Estonian computer scientist (born 1967)

Ahto Buldas (born 17 January 1967) is an Estonian computer scientist. He is the inventor of Keyless Signature Infrastructure, Co-Founder and Chief Scientist at Guardtime and Chair of the OpenKSI foundation.

==Life and education==
Buldas was born in Tallinn. After graduating from high school, he was conscripted in to the Soviet Army where he spent 2 years as an artillery officer in Siberia. After being discharged, he started studies in Tallinn University of Technology, where he defended his MSc degree in 1993 and his PhD in 1999. He currently lives in Tallinn with his wife and four children.

==Career==
Buldas was a leading contributor to the Estonian Digital Signature Act and ID-card from 1996 to 2002, currently the only national-level public-key infrastructure (PKI) which has achieved widespread adoption by a country's population for legally binding digital signatures. He published his first timestamping related research in 1998 and has published over 30 academic papers on the subject. His experience of implementing a national level PKI led him to invent Keyless Signature Infrastructure, a digital signature/timestamping system for electronic data that uses only hash-function based cryptography. By using hash-functions as the only cryptographic primitive the complexities of key management are eliminated and the system remains secure from quantum cryptographic attacks. His invention led to the founding of keyless signature technology company Guardtime in 2006.

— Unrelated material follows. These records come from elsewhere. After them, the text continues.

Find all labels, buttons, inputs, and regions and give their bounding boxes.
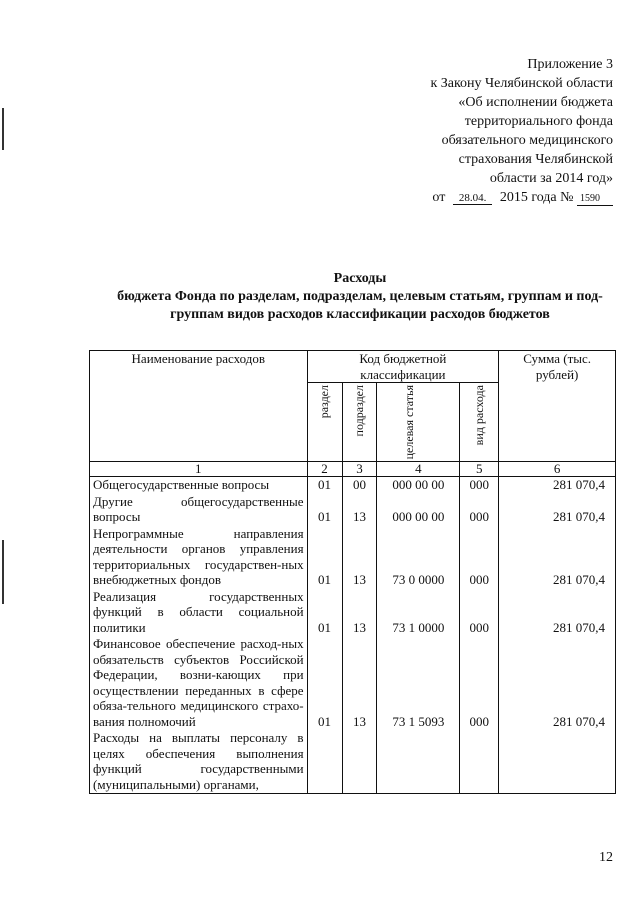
table-row [90,636,616,730]
appendix-header [430,55,613,207]
row-subsection: 13 [342,526,377,589]
document-title [70,270,640,324]
row-subsection: 13 [342,589,377,637]
table-row [90,477,616,494]
row-sum: 281 070,4 [499,589,616,637]
header-sum: Сумма (тыс. рублей) [499,351,616,462]
header-subsection-label: подраздел [351,385,366,437]
row-type: 000 [460,526,499,589]
table-row [90,526,616,589]
row-name: Финансовое обеспечение расход-ных обязательств субъектов Российской Федерации, возни-кающих при осуществлении переданных в сфере обяза-тельного медицинского страхо-вания полномочий [90,636,308,730]
row-target: 000 00 00 [377,494,460,526]
law-number: 1590 [577,193,613,206]
title-line: бюджета Фонда по разделам, подразделам, целевым статьям, группам и под- [117,289,603,304]
appendix-line: страхования Челябинской [458,152,613,167]
row-section: 01 [307,636,342,730]
expenses-table [89,350,616,794]
row-target [377,730,460,794]
page-number: 12 [599,850,613,865]
row-name: Непрограммные направления деятельности органов управления территориальных государствен-ных внебюджетных фондов [90,526,308,589]
header-code-group: Код бюджетной классификации [307,351,499,383]
column-number: 2 [307,462,342,477]
row-type: 000 [460,477,499,494]
header-target [377,383,460,462]
column-number: 5 [460,462,499,477]
appendix-line: области за 2014 год» [489,171,613,186]
scan-artifact-mark [2,540,4,604]
header-expense-type [460,383,499,462]
header-subsection [342,383,377,462]
row-section: 01 [307,589,342,637]
row-sum: 281 070,4 [499,636,616,730]
appendix-line: Приложение 3 [527,57,613,72]
header-target-label: целевая статья [402,385,417,460]
row-target: 000 00 00 [377,477,460,494]
column-number: 3 [342,462,377,477]
row-section [307,730,342,794]
row-sum: 281 070,4 [499,526,616,589]
appendix-line: обязательного медицинского [441,133,613,148]
row-name: Расходы на выплаты персоналу в целях обеспечения выполнения функций государственными (муниципальными) органами, [90,730,308,794]
appendix-line: территориального фонда [464,114,613,129]
column-number: 4 [377,462,460,477]
table-row [90,730,616,794]
row-target: 73 0 0000 [377,526,460,589]
row-type [460,730,499,794]
table-row [90,589,616,637]
row-section: 01 [307,526,342,589]
row-type: 000 [460,589,499,637]
row-target: 73 1 0000 [377,589,460,637]
header-section-label: раздел [317,385,332,419]
scan-artifact-mark [2,108,4,150]
column-number-row [90,462,616,477]
header-expense-type-label: вид расхода [471,385,486,446]
appendix-line: «Об исполнении бюджета [458,95,613,110]
table-row [90,494,616,526]
row-sum: 281 070,4 [499,494,616,526]
appendix-line: к Закону Челябинской области [430,76,613,91]
column-number: 6 [499,462,616,477]
header-section [307,383,342,462]
row-type: 000 [460,636,499,730]
year-text: 2015 года № [499,190,574,205]
law-date-line [430,188,613,207]
row-name: Реализация государственных функций в области социальной политики [90,589,308,637]
row-subsection: 13 [342,636,377,730]
row-section: 01 [307,477,342,494]
row-sum: 281 070,4 [499,477,616,494]
date-prefix: от [432,190,446,205]
row-name: Общегосударственные вопросы [90,477,308,494]
row-subsection: 13 [342,494,377,526]
row-subsection [342,730,377,794]
column-number: 1 [90,462,308,477]
row-name: Другие общегосударственные вопросы [90,494,308,526]
date-value: 28.04. [453,192,493,205]
row-subsection: 00 [342,477,377,494]
title-line: группам видов расходов классификации расходов бюджетов [170,307,550,322]
header-name: Наименование расходов [90,351,308,462]
title-line: Расходы [333,271,387,286]
row-section: 01 [307,494,342,526]
table-header-row [90,351,616,383]
row-target: 73 1 5093 [377,636,460,730]
row-sum [499,730,616,794]
row-type: 000 [460,494,499,526]
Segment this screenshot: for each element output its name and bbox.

He is the Chair of Information Security at Tallinn University of Technology. Buldas has been a supervisor for 15 MSc dissertations and 4 PhD theses.

==Awards==
- 2002: Young Scientist Award by the Cultural Foundation of the President of Estonia.
- 2015: Order of the White Star, IV class.

==Academic work==
Buldas has published over 30 academic papers in the fields of cryptography, digital signatures, and linked timestamping. His research focuses on hash-function-based cryptographic systems that remain secure against quantum cryptographic attacks. He has made significant contributions to the theory of server-based signatures and the mathematical foundations of Keyless Signature Infrastructure.